World Bank President James D. Wolfensohn has called for the international development community to recommit to fighting poverty and meeting the Millennium Development Goals in 2004.
Mr Wolfensohn, in assessing 2003 and outlining the challenges for the coming year, said that while the focus of the world had been on major crises in the Middle East, Latin America and South Asia during 2003, poverty remained a major underlying factor in the worlds problems.
The World Banks Global Economic Prospects 2004, released earlier this year, estimated that about 1,1 billion people were living on less than 1 dollar a day and about 2,7 billion people continued to live on less than 2 dollar a day.
– For us at this institution, we are trying to remind the world that the real issues that we have to confront, which is at the base of so much that has happened, is the conquest of poverty, he said.
– We believe that in fighting poverty, we are doing the best work that can be done to achieve stability and to achieve peace, Mr Wolfensohn said.
Next May, the World Bank will be co-sponsoring with the Chinese Government a major conference in Shanghai on how to reduce poverty.

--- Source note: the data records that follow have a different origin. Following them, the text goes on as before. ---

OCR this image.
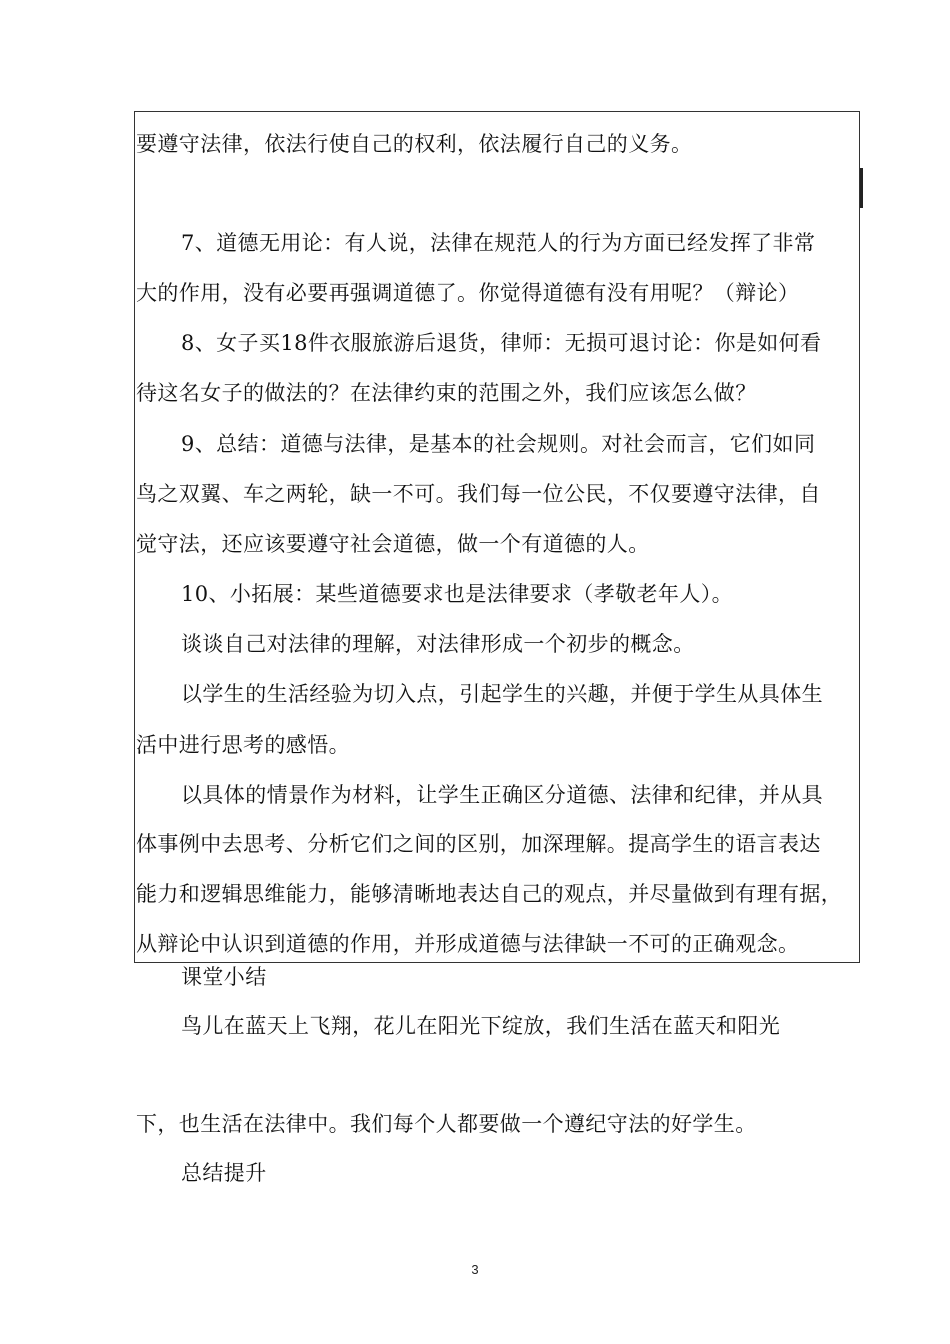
要遵守法律，依法行使自己的权利，依法履行自己的义务。
7、道德无用论：有人说，法律在规范人的行为方面已经发挥了非常
大的作用，没有必要再强调道德了。你觉得道德有没有用呢？（辩论）
8、女子买18件衣服旅游后退货，律师：无损可退讨论：你是如何看
待这名女子的做法的？在法律约束的范围之外，我们应该怎么做？
9、总结：道德与法律，是基本的社会规则。对社会而言，它们如同
鸟之双翼、车之两轮，缺一不可。我们每一位公民，不仅要遵守法律，自
觉守法，还应该要遵守社会道德，做一个有道德的人。
10、小拓展：某些道德要求也是法律要求（孝敬老年人）。
谈谈自己对法律的理解，对法律形成一个初步的概念。
以学生的生活经验为切入点，引起学生的兴趣，并便于学生从具体生
活中进行思考的感悟。
以具体的情景作为材料，让学生正确区分道德、法律和纪律，并从具
体事例中去思考、分析它们之间的区别，加深理解。提高学生的语言表达
能力和逻辑思维能力，能够清晰地表达自己的观点，并尽量做到有理有据，
从辩论中认识到道德的作用，并形成道德与法律缺一不可的正确观念。
课堂小结
鸟儿在蓝天上飞翔，花儿在阳光下绽放，我们生活在蓝天和阳光
下，也生活在法律中。我们每个人都要做一个遵纪守法的好学生。
总结提升
3
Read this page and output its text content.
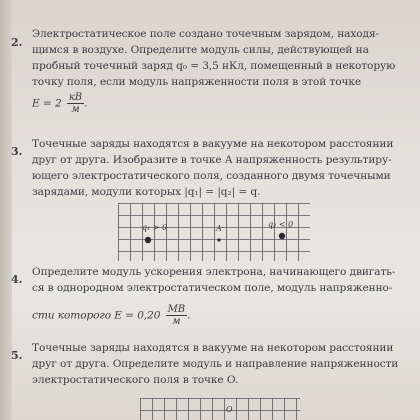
2.
Электростатическое поле создано точечным зарядом, находя-
щимся в воздухе. Определите модуль силы, действующей на
пробный точечный заряд q₀ = 3,5 нКл, помещенный в некоторую
точку поля, если модуль напряженности поля в этой точке
$E = 2 \frac{кВ}{м}$ .
3.
Точечные заряды находятся в вакууме на некотором расстоянии
друг от друга. Изобразите в точке A напряженность результиру-
ющего электростатического поля, созданного двумя точечными
зарядами, модули которых |q₁| = |q₂| = q.
q₁ > 0	A	q₂ < 0
4.
Определите модуль ускорения электрона, начинающего двигать-
ся в однородном электростатическом поле, модуль напряженно-
сти которого $E = 0,20 \frac{МВ}{м}$ .
5.
Точечные заряды находятся в вакууме на некотором расстоянии
друг от друга. Определите модуль и направление напряженности
электростатического поля в точке O.
O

Among the focuses of the conference will be how to replicate successful poverty reduction programs to produce the widest possible benefits.
Mr Wolfensohns comments echoed his speech at the World Banks annual meeting in Dubai, United Arab Emirates, in September, where he said the world was “out of balance”.
– In our world of 6 billion people, one billion own 80 percent of global GDP (gross domestic product), while another billion struggle to survive on less than a dollar a day, he told the annual meeting.
He called for action to increase aid levels – which have fallen from 0,5 percent of GDP in the 1960s to about 0,22 percent today – and for developing and rich countries to take action to reduce poverty.
In his end of year message to staff and the Banks partners in the international development community, Mr Wolfensohn said 2003 had been a very difficult year, marked by conflict and the continued growth of HIV-AIDS “in too many countries”.
UNAIDS estimates that as many as 5 million new HIV infections occurred in the past 12 months and that the epidemic claimed 3 million lives in the same period. UNAIDS estimates that about 40 million people worldwide are living with HIV-AIDS.